Tears welled in Bridie’s eyes, overflowed and leaked out. She refused to wipe them off, allowing them to drip off her chin and onto the bar. Her father thinks she’s a whore. She had no idea what the other one was, a dike? What the hell did that mean? She just wanted to get out of here. Out of the bar. Out of the stupid, small town. She just want to go to school, to get a real job. She sniffed. Great! Now her nose was running! She unglued a hand from underneath the bar and reached across for a couple of cocktail napkins to wipe the bar, and then one to blow her nose. Click. Flip: Stuck? Miller Towing - Up to 3 Tons!

“Your mother, may she rest in peace, your mother wouldnae’ have this talk. She’d have it across your back with the strap for this!” His voice broke. He held the bar with both hands, his head hanging down, his body rocking back and forth. “She…your mother…” He sobbed, then gave up.

…nineteen…twenty…Click. Flip: Koca’s Tool & Dye.

The bell over the front door jangled. Her father fumbled for his handkerchief and blew his nose. “What’s the good word, old friend?” he asked as he dropped a coaster on the bar in front of the new customer.

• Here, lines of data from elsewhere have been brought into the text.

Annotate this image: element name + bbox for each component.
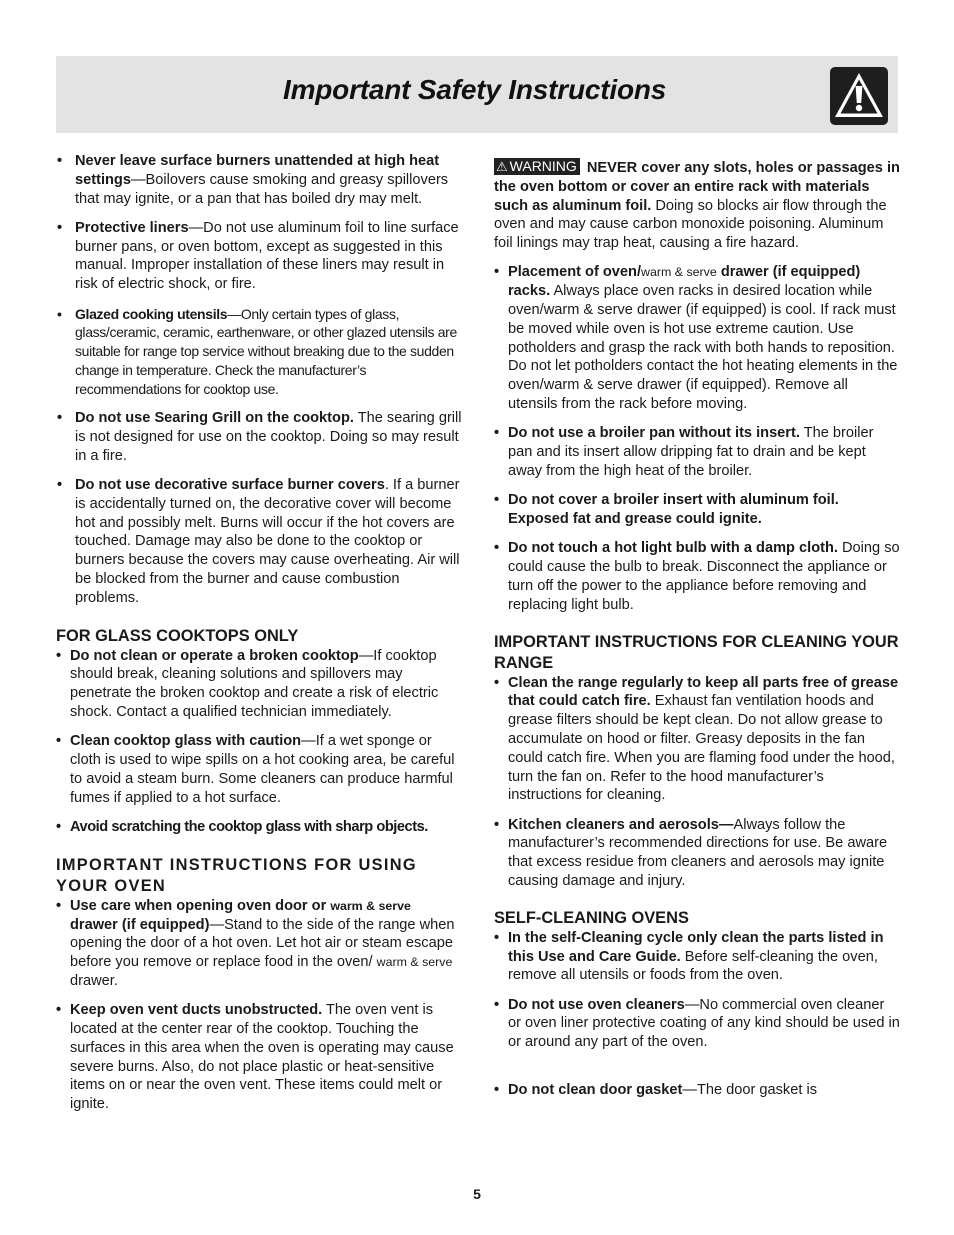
list-item: • Protective liners—Do not use aluminum foil to line surface burner pans, or oven bottom, except as suggested in this manual. Improper installation of these liners may result in risk of electric shock, or fire. bbox=[56, 219, 462, 294]
list-item: • Do not use oven cleaners—No commercial oven cleaner or oven liner protective coating of any kind should be used in or around any part of the oven. bbox=[494, 996, 900, 1052]
list-item: • Do not clean door gasket—The door gasket is bbox=[494, 1081, 900, 1100]
section-heading: FOR GLASS COOKTOPS ONLY bbox=[56, 626, 299, 645]
list-item: • In the self-Cleaning cycle only clean the parts listed in this Use and Care Guide. Before self-cleaning the oven, remove all utensils or foods from the oven. bbox=[494, 929, 900, 985]
warning-triangle-icon bbox=[830, 67, 888, 125]
list-item: • Clean cooktop glass with caution—If a wet sponge or cloth is used to wipe spills on a hot cooking area, be careful to avoid a steam burn. Some cleaners can produce harmful fumes if applied to a hot surface. bbox=[56, 732, 462, 807]
list-item: • Kitchen cleaners and aerosols—Always follow the manufacturer’s recommended directions for use. Be aware that excess residue from cleaners and aerosols may ignite causing damage and injury. bbox=[494, 816, 900, 891]
section-heading: IMPORTANT INSTRUCTIONS FOR USING YOUR OVEN bbox=[56, 855, 417, 895]
list-item: • Do not use decorative surface burner covers. If a burner is accidentally turned on, the decorative cover will become hot and possibly melt. Burns will occur if the hot covers are touched. Damage may also be done to the cooktop or burners because the covers may cause overheating. Air will be blocked from the burner and cause combustion problems. bbox=[56, 476, 462, 608]
header-banner bbox=[56, 56, 898, 133]
list-item: • Do not touch a hot light bulb with a damp cloth. Doing so could cause the bulb to break. Disconnect the appliance or turn off the power to the appliance before removing and replacing light bulb. bbox=[494, 539, 900, 614]
list-item: • Keep oven vent ducts unobstructed. The oven vent is located at the center rear of the cooktop. Touching the surfaces in this area when the oven is operating may cause severe burns. Also, do not place plastic or heat-sensitive items on or near the oven vent. These items could melt or ignite. bbox=[56, 1001, 462, 1114]
list-item: • Do not use a broiler pan without its insert. The broiler pan and its insert allow dripping fat to drain and be kept away from the high heat of the broiler. bbox=[494, 424, 900, 480]
list-item: • Do not cover a broiler insert with aluminum foil. Exposed fat and grease could ignite. bbox=[494, 491, 900, 529]
list-item: • Clean the range regularly to keep all parts free of grease that could catch fire. Exhaust fan ventilation hoods and grease filters should be kept clean. Do not allow grease to accumulate on hood or filter. Greasy deposits in the fan could catch fire. When you are flaming food under the hood, turn the fan on. Refer to the hood manufacturer’s instructions for cleaning. bbox=[494, 674, 900, 806]
list-item: • Use care when opening oven door or warm & serve drawer (if equipped)—Stand to the side of the range when opening the door of a hot oven. Let hot air or steam escape before you remove or replace food in the oven/ warm & serve drawer. bbox=[56, 897, 462, 991]
warning-paragraph: ⚠ WARNING NEVER cover any slots, holes or passages in the oven bottom or cover an entire rack with materials such as aluminum foil. Doing so blocks air flow through the oven and may cause carbon monoxide poisoning. Aluminum foil linings may trap heat, causing a fire hazard. bbox=[494, 158, 900, 252]
list-item: • Do not clean or operate a broken cooktop—If cooktop should break, cleaning solutions and spillovers may penetrate the broken cooktop and create a risk of electric shock. Contact a qualified technician immediately. bbox=[56, 647, 462, 722]
warning-icon: ⚠ bbox=[496, 159, 508, 174]
right-column bbox=[494, 158, 900, 1100]
list-item: • Never leave surface burners unattended at high heat settings—Boilovers cause smoking and greasy spillovers that may ignite, or a pan that has boiled dry may melt. bbox=[56, 152, 462, 208]
list-item: • Glazed cooking utensils—Only certain types of glass, glass/ceramic, ceramic, earthenware, or other glazed utensils are suitable for range top service without breaking due to the sudden change in temperature. Check the manufacturer’s recommendations for cooktop use. bbox=[56, 305, 462, 399]
warning-badge: ⚠ WARNING bbox=[494, 158, 580, 175]
list-item: • Avoid scratching the cooktop glass with sharp objects. bbox=[56, 818, 462, 837]
page-title: Important Safety Instructions bbox=[283, 74, 667, 105]
left-column bbox=[56, 152, 462, 1114]
section-heading: IMPORTANT INSTRUCTIONS FOR CLEANING YOUR RANGE bbox=[494, 632, 899, 672]
section-heading: SELF-CLEANING OVENS bbox=[494, 908, 689, 927]
list-item: • Placement of oven/warm & serve drawer (if equipped) racks. Always place oven racks in desired location while oven/warm & serve drawer (if equipped) is cool. If rack must be moved while oven is hot use extreme caution. Use potholders and grasp the rack with both hands to reposition. Do not let potholders contact the hot heating elements in the oven/warm & serve drawer (if equipped). Remove all utensils from the rack before moving. bbox=[494, 263, 900, 413]
list-item: • Do not use Searing Grill on the cooktop. The searing grill is not designed for use on the cooktop. Doing so may result in a fire. bbox=[56, 409, 462, 465]
page-number: 5 bbox=[473, 1186, 481, 1202]
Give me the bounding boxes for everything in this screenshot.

Bridie pushed back from the bar and walked back to the kitchen. The conversation was over. Conversation? There was no such thing as a conversation with him. It was always the same. He talked and she cried.

Well, after next week, she wouldn’t have to worry about what he thought. She’d be in Basic Training. Then he could just forget all about her and . . . and what, she wondered. What would he do when she left? She walked straight through the kitchen and out the back door without talking to anyone. She cut through the grass on her way to the beach, avoiding the early dinner customers strolling through the parking lot.

What difference did it make what he did after she left. She wouldn’t have to worry about him anymore. She wouldn’t have to get his coffee. She wouldn’t have to do his laundry. She wouldn’t have to work in the kitchen for free. She’d finally be out of this place. She sat down on the bench and wiped her nose again. So what would she do, she wondered. The brochures showed pictures of soldiers marching in formation. It was probably a lot like marching band. From what the recruiter said, it sounded like going to college, but with a lot of exercising. Running, push-ups and sit-ups. And shooting a rifle. Bridie wasn’t looking forward to shooting. She’d never seen a real gun, except for the ones the cops around town wore. And hand grenades. And camping. The recruiter said something about bivouac, that it was like camping. She’d never been camping, either. She hated bugs. And dirt. And being outside in the cold.

She leaned her head back, closed her eyes and wondered, what the hell have I done?

4 comments:

Lisa said...

Oh my God. This brings back terrible memories about the preconceived notions a lot of people had about women joining the military back in those days. Here were my two favorites:

1. "The service is no place for a woman!" (said the relative who'd spent a number of years in the Army National Guard)

2. "I knew a girl in high school who joined the military, but I thought it was because she was ugly." (said an older female relative)

Dyke or whore? Yes, I believe those were two fairly common assumptions.

CindyLV said...

Thanks, Lisa! I'm almost ashamed to say it, but that's the exact question my dad asked me when I enlisted.

Thanks goodness that beautiful, talented, intelligent, capable women like us enlisted and changed the world's opinion, right? ;*D

Lisa said...

No doubt :)

angel said...

I could tell from how this is written, that those words came from somewhere real.

Cindy, you are truly doing great. So much going on, so many feelings being expressed.